Налбат кивнул и завел двигатель. Мы возвращались в роту.
* * *
Старое, еще помнящее первых Смирновых своей фамилии деревянное поместье, молчало. Оно видело все, но сказать не могло ничего. Чего тут только не случалось. Пожары, братоубийство, измены, оно повидало многое, но сегодня, впервые за всю историю рода, во главе стола в кабинете главы дома сел не мужчина, что официально возглавил ослабший род, а женщина.
Средний сын старого патриарха рода отказался от места в пользу младшего брата, отца Семена — Андрея. Официально это он возглавил род, но в кругу семьи, не оповещая посторонних, вся власть перешла в руки Людмилы Ильиничны, его жены.

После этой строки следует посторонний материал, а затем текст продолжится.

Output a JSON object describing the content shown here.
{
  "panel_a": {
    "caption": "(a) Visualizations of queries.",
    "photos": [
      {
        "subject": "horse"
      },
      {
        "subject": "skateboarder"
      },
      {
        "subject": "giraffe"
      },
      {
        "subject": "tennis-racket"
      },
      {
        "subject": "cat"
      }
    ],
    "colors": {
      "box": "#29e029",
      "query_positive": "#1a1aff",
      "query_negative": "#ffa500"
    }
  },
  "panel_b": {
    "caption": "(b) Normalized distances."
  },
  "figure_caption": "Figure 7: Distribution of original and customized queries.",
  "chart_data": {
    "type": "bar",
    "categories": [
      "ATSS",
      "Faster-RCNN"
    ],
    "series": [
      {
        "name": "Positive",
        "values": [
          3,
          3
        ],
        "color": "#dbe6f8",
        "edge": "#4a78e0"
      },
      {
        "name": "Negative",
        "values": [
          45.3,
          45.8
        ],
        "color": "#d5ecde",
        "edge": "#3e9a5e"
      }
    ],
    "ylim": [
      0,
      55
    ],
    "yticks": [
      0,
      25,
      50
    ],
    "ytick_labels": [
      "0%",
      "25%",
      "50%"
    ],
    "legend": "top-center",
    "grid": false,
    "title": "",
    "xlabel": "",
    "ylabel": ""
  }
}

На совете рода, который она сегодня созвала, собрались все Смирновы. В стороне, не за главным столом сидели дети, хотя скорее подростки. Там был и брат, с сестрой по отцу, Семена. Витя и Маша. Пети не было. Он был казнен прошлым главой. Так все думали. Но он здесь был. Притаился в углу, осматривая родственников злобным взглядом. В поместье этого человека знали как Глеб. Он был холопом семьи и водителем Людмилы Ильиничны.
Людмила, по такому случаю надела сегодня приталенное черное платье, выгодно подчеркивающую ее фигуру. Бесспорно, она была красива, но люди что сидели за столом старались не смотреть на неё. Она так и не удосужилась убрать запекшуюся кровь из-под ногтей и все это видели. Шепотки о ее сумасшествии все чаще стали витать среди слуг и даже членов семьи.
Людмила, улыбнувшись всем и постукивая ноготками по деревянной столешнице, заговорила.
— Крысы Императора убрались, и мы можем обсудить дела рода без лишних ушей. Первым делом, если вы не против, я представлю вам Глеба, моего водителя. С этого момента он не холоп, а полноправный слуга нашей семьи. К сожалению, ему, как и многим из нас пришла повестка, и он отправляется воевать, — Людмила хихикнула, от чего всех за столом передернуло. — Местом его службы будет юго-западный фронт, второй батальон, пята рота.
Людмила вновь рассмеялась. Члены рода, что сидели за столом не понимали ее веселья, но молчали.